Ataerkil yapının kültürel kanıksanımı ve üretim ilişkileri düzeneğinin netleşmesi sonucunda, evin ailesel yapıyı kemikleştirmesi mekanın iç dinamiklerini toplumsal baskılama sistemlerinin lokal uygulama alanına çevirir. İş, eğitim, hukuk gibi yönetsel erkin iktidar argümanları, izdüşümlerini babanın otoritesi eliyle evin içerisine iletir.
Liberal kentsel kurgunun, özellikle sanayi devrimi sonrasında bireysel konumlanış olanaklarının spektrumunu genişletmesiyle, tedavüle yeni yaşama biçimleri de girer. Geleneksel ev konumlanışının kırılmasına koşut olarak ekonomik yapılanmanın süreğeni, sisteme temelde karşı duramayan yeni ahlaksal algılayışlar yaygınlaşır. Marjda konumlanma sinyali gönderirken, liberal antibiyotikler olarak sistemsel travmanın sağaltımına katkıda bulunur bu marj görünümleri.
Mekan sorunu yeni zamanların konusu değil yalnızca, topraktan ve mekandan kopma miti antik mitolojinin de başat temalarından biriydi. Kültürel dizgenin ileri metrajlarında, tek tanrılı dinlerdeki toplumsal baskılama araçları da ceza yöntemlerinde sürgün seçeneğini sıkça kullandılar. Topluyaşamdan dışlanılma, bireyin bilinçaltı katmanlarında uzantılarını bulan temel travmaya kesin bir imlemeyi gösteriyordu.

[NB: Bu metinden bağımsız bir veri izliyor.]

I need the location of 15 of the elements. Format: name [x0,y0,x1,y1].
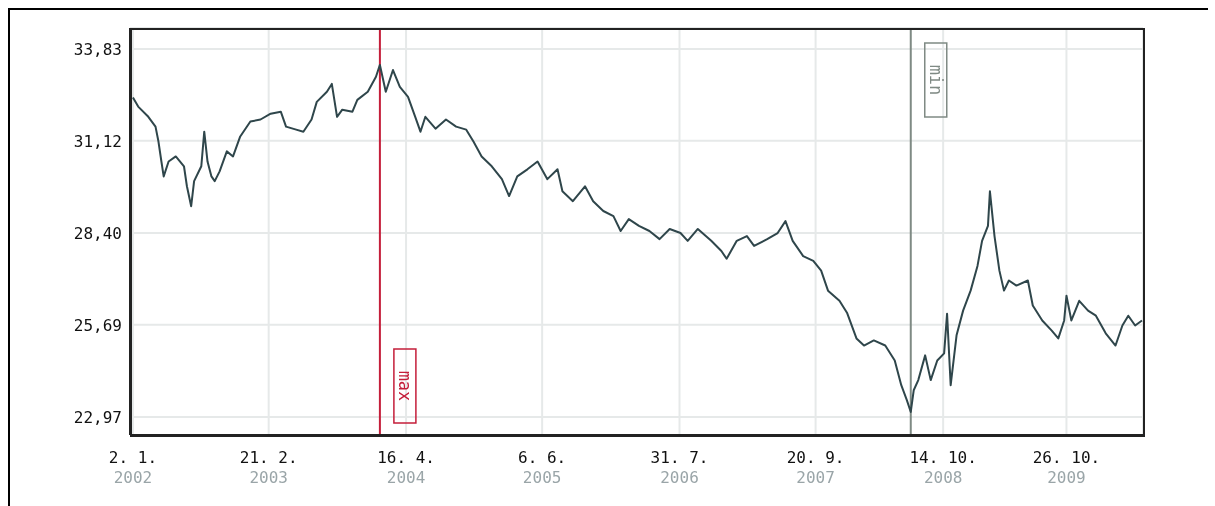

Bir kez daha mitoloji ve Freud’a dönerek, sözcüğün kökeninden ivmelenirsek, Laios, aksakların soyundan gelmedir, kehanetin laneti üzerine düştüğünde ülkesinden kopmak zorunda kalır. Eşcinsel eğilim, vurguyu hem topraktan, hem de oğul katlinden uzaklaşmaya yapar. Babanın laneti şüphesiz oğul üstüne de olacaktır. Sürekli mekandan uzaklaşma, yola ve mekan dışına çıkma, geleneksel kültürel baskılama mentalitesinin çizgi dışındaki bireye uyguladığı cezalandırmayı Oidipus’un ayağındaki aksamayla somutlar.

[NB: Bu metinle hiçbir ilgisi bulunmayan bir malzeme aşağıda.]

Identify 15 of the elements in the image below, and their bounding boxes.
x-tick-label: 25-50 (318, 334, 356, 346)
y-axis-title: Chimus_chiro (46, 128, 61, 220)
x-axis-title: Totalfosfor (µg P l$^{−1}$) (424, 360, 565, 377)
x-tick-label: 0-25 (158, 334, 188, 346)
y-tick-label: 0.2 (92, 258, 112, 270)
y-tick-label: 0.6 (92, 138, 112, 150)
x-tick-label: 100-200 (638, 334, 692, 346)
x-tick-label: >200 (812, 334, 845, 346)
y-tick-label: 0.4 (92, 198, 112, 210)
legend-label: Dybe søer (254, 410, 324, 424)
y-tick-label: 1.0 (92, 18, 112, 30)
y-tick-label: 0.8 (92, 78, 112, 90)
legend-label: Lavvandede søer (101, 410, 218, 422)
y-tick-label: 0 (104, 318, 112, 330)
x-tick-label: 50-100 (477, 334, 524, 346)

Oidipus, bedeninde lanetin izini taşır, yolda olmak ve uzaklaşmak zorunluluğu baskı altında tutar benliğini bireyin ama yazgı ilksel mekana dönmeyi de kaçınılmaz kılar. Bilgelik ve zeka kutsal iktidarla ödüllendirilir ama lanetlenmişlik ve ahlaksal dizgeden sapma, travmayla sarmalar bireyi.
Mekan eksenli bir düşünce kümesi söz konusuysa Freud’dan uzak durabilmek olası değildi. Ancak mekansal gamın bu öncel aşamasını erteleyerek, sanayi devrimi, modern sonrasının kentsel çekim çerçevesi ve pratik karmaşası üzerinden konumlandıracağız mekan problemini. Ertelemenin gerekçesi psikanalitik kavrayışın daha sonraki bir metinde ayrıntılarıyla açımlanması nedeniyledir.
(Bu metin ilk kez, kimi küçük farklarla Lull dergisinde yayınlandı.)